I clicked to add 6 columns. This added 6 boxes that I could add content to. I could add CSS to each box individually. There are plus and minus buttons that allow you to increase or decrease the size of each column. You can also adjust the border, pattern, and margin.
Clicking on the folder for the column opened up a box where I could choose from modules (widgets) to go in the column. After I was done with that row of columns I clicked on a cloning button on the left side of that row. This cloned the row and placed it under the first row. I could drag the rows and rearrange the order easily.
I did run into an issue with saving my post as a draft. Every time I saved it, my content was erased. I had to give the post a name first. Once I named it, I didn’t have any issues with saving the content. For sheer simplicity and ease of use, this one is hard to beat. It’s also free.
Many professionally designed themes come with shortcodes. Shortcodes allow you to easily use premade design elements without having to do any of the coding yourself. You can develop advanced layouts that include columns just by dropping a shortcode into the post. Shortcodes are one of the easiest methods to add columns without having to write your own code.
Drag and Drop
Other themes include options for designing your own layout. Many of them do this through drag and drop design elements. Here are a couple of examples.
I can’t leave out ET’s most popular theme. Divi has its very own page-builder built right in to the core of the theme. Using it, you can create pages with pretty much any kind of column-layout you want. You can load pre-made templates or you can use drag and drop to create your own layouts. Here’s a quick tour:
On a page, click the Use Page Builder button and you’re given this screen. From here you can either load a premade layout and then use or modify it to your heart’s content, or you can start inserting columns.
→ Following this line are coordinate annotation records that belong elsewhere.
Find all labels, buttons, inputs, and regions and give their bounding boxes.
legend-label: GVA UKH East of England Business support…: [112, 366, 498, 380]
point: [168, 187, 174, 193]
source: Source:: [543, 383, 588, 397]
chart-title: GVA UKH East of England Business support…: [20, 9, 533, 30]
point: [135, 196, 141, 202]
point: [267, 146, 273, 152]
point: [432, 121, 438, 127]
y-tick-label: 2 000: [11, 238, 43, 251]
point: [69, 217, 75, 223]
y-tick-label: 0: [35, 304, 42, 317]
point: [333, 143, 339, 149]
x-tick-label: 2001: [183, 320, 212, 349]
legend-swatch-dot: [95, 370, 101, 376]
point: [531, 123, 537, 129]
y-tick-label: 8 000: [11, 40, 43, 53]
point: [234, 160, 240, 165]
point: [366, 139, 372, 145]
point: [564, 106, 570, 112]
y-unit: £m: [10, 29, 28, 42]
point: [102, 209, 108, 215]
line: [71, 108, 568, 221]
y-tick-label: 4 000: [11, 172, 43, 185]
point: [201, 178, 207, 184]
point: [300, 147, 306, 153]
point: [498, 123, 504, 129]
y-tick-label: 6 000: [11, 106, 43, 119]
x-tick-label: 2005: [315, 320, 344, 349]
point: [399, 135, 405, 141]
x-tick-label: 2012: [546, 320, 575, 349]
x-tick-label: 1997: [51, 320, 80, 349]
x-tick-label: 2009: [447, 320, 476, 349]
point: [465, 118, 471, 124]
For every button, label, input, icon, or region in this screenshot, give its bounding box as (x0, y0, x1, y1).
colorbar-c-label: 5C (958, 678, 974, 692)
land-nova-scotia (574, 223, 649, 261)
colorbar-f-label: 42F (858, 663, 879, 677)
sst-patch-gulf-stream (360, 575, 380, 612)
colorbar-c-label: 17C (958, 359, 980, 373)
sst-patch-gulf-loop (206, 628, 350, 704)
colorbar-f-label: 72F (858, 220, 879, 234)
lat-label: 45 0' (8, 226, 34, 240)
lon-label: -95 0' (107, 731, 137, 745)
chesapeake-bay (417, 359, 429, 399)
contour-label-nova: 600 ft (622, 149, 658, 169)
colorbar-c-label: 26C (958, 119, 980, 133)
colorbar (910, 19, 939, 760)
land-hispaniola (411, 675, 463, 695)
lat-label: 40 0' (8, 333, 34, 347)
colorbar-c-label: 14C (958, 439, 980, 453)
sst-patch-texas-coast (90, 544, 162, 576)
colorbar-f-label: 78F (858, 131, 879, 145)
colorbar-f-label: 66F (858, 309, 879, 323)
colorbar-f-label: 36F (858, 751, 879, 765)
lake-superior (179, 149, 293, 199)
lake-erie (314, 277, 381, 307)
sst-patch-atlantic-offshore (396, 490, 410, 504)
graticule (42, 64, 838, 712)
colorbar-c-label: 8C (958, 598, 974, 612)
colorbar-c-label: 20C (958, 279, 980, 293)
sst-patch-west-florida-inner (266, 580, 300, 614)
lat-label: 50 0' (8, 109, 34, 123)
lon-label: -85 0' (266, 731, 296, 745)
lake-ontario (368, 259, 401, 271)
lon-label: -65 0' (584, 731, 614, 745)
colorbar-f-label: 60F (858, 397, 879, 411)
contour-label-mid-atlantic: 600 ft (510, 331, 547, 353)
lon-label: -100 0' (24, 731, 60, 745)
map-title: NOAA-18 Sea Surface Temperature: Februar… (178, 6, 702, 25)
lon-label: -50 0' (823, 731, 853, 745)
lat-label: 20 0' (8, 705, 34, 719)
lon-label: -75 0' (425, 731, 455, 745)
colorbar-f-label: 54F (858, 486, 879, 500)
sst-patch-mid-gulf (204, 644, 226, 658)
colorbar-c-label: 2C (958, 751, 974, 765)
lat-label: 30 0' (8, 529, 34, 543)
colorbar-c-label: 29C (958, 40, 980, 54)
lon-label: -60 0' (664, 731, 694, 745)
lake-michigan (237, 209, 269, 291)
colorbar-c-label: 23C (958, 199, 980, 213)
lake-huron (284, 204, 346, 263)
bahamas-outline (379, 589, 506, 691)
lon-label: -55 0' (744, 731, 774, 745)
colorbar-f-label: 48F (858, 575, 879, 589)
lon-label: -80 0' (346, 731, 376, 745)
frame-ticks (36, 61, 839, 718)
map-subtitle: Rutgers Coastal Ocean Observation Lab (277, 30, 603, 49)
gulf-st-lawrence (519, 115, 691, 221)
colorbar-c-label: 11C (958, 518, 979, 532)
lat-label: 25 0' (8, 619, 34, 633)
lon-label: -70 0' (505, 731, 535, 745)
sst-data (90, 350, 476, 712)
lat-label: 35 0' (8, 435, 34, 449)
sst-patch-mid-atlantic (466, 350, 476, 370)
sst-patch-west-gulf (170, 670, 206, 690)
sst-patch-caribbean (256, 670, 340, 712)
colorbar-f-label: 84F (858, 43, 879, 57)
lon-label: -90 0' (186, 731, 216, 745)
There are a lot of premade layouts with lots of options.
There are 11 different layout options if you choose to insert columns. Select the one that you want.
Your columns appear in the layout you chose and you can start inserting modules.
You can add as many rows as you want and give each one any layout of columns you choose. Once you’ve chosen your layout you can add modules. You can also go back and edit the layout and add or remove columns if you want. You can also drag and drop the rows. It’s just as easy to modify the layout as it is to create it in the first place.
Divi is very easy to use and you can have a unique and professional layout in just a few minutes. It’s part of the Personal plan, a $69 per year package which gives you access to all themes, perpetual updates, and premium technical support.
Make includes a powerful drag and drop layout editor that allows you to create column layouts with a simple click. You can display between 1 and 4 columns in a section. Each column can contain a featured image or content. You can rearranged the columns by drag and drop.
I installed this to try it out. When you create a new page you will have some layout options including one for columns. By default, there are three columns already placed. I added some images that I shot with my smartphone to each column and that was it.
Using it was easy and straightforward. It is free for personal use on a single website. The Make Plus Developer edition is $299, which can be used on unlimited websites.
Columns can really make your content pop. They can make your content easier on the eyes and visually more interesting. With so many good choices of tools to make them, anyone can have nice and elegant columns in their layouts.